Modeled after the Adirondack Mountains, the North Woods offers a serene and picturesque respite from the mobbed grassy knolls and also provides welcome shade during the hotter months. Check out the Ravine and find the quaint waterfalls of The Loch.
Head to William T. Davis Wildlife Refuge to see the more than 117 bird species that have been spotted there. Freshkills Park is a tranquil retreat and another reason the forgotten borough is worth a visit. Maybe you'll even spot one of the park's goats.
The beautiful artifacts inside the Metropolitan Museum of Art's branch dedicated to European medieval art and architecture are certainly worth a visit but the gorgeous gardens, cloisters and views will keep you coming back for more.
If you're a fan of bridges, this is your Valhalla. Both the Triborough-RFK Memorial Bridge and the Hells Gate Bridge cross through Astoria's green oasis, and views of both structures, coupled with the Manhattan skyline, are spectacular.
Nestled right next to the Harlem river, covered in a canopy of trees, and filled with colorful plants and tufted bushes, Swindler Cove Park is home to the Peter Jay Sharp Boathouse.
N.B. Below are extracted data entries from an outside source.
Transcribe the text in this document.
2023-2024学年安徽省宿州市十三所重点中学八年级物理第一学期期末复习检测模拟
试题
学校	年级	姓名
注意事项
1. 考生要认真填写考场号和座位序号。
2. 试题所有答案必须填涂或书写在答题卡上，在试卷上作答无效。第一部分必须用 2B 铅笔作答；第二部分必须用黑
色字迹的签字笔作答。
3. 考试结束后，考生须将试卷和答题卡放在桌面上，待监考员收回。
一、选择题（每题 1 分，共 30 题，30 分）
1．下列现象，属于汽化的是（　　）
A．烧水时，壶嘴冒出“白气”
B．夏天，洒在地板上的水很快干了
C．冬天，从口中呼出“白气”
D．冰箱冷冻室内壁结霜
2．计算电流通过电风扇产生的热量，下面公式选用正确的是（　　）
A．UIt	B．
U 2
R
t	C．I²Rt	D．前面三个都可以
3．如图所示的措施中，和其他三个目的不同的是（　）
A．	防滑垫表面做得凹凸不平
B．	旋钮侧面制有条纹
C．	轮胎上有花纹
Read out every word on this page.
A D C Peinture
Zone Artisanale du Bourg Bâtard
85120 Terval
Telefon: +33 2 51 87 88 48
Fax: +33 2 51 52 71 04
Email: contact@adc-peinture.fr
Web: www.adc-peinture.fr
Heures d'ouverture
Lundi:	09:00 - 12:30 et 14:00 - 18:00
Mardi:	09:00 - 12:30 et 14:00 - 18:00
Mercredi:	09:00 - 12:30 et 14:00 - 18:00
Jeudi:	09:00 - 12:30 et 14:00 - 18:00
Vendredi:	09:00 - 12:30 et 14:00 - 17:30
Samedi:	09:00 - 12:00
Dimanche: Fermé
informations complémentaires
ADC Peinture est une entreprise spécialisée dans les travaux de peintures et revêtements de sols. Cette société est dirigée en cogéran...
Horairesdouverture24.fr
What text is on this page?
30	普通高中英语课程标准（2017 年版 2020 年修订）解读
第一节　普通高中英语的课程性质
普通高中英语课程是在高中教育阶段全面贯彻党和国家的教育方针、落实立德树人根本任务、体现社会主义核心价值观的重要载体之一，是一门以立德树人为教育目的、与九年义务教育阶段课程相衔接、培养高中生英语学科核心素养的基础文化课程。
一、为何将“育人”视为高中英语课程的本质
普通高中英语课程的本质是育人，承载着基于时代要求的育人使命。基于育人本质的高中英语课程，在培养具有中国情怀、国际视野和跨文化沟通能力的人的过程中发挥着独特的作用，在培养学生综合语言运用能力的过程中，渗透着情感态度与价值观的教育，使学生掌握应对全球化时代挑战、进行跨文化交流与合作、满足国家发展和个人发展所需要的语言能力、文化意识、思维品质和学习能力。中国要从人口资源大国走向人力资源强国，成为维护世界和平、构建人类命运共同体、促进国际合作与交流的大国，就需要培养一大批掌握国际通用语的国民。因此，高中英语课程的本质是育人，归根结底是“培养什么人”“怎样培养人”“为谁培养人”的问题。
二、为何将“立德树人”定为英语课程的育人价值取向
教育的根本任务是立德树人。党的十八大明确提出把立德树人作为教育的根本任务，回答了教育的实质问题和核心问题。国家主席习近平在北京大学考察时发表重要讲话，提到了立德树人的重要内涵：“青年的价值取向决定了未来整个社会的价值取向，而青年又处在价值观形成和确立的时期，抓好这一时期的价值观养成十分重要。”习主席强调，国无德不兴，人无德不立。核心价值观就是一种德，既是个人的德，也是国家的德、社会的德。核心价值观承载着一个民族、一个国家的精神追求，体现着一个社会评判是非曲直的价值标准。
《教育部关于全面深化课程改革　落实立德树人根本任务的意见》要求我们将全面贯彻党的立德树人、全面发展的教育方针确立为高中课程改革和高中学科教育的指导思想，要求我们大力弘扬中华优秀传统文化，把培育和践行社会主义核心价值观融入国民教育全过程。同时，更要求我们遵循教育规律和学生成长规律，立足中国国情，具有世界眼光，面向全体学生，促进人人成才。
It's a peaceful place to row, particularly in the early morning hours.
The Wiliamsburg Bridge offers stellar views of Lower Manhattan, nearby bridges, and Midtown, without the constant tourist photography congestion the Brooklyn Bridge tends to suffer. Watch out for the ideal pot-smoking meeting place in the middle.
For a small entrance fee ($8, $4 students and seniors, $2 children), spend a few hours wandering through gardens, winding woodland paths, and vistas overlooking the Hudson River. Aim for first Saturdays and Tuesdays before noon, when admission's free.
Whether you enjoy brusing up your shins trying to land that hardflip or just want to watch somebody else try, come check out the TriBeCa Skatepark. It's the last skateboarding park to be designed by daredevil legend Andy Kessler before he died in 2009.
The New York City parks department offers an innovative, family-friendly, and free program that allows you to sleep outside in select parks: Van Cortlandt Park and here at Marine Park. You just have to enter a lottery to win a camping slot.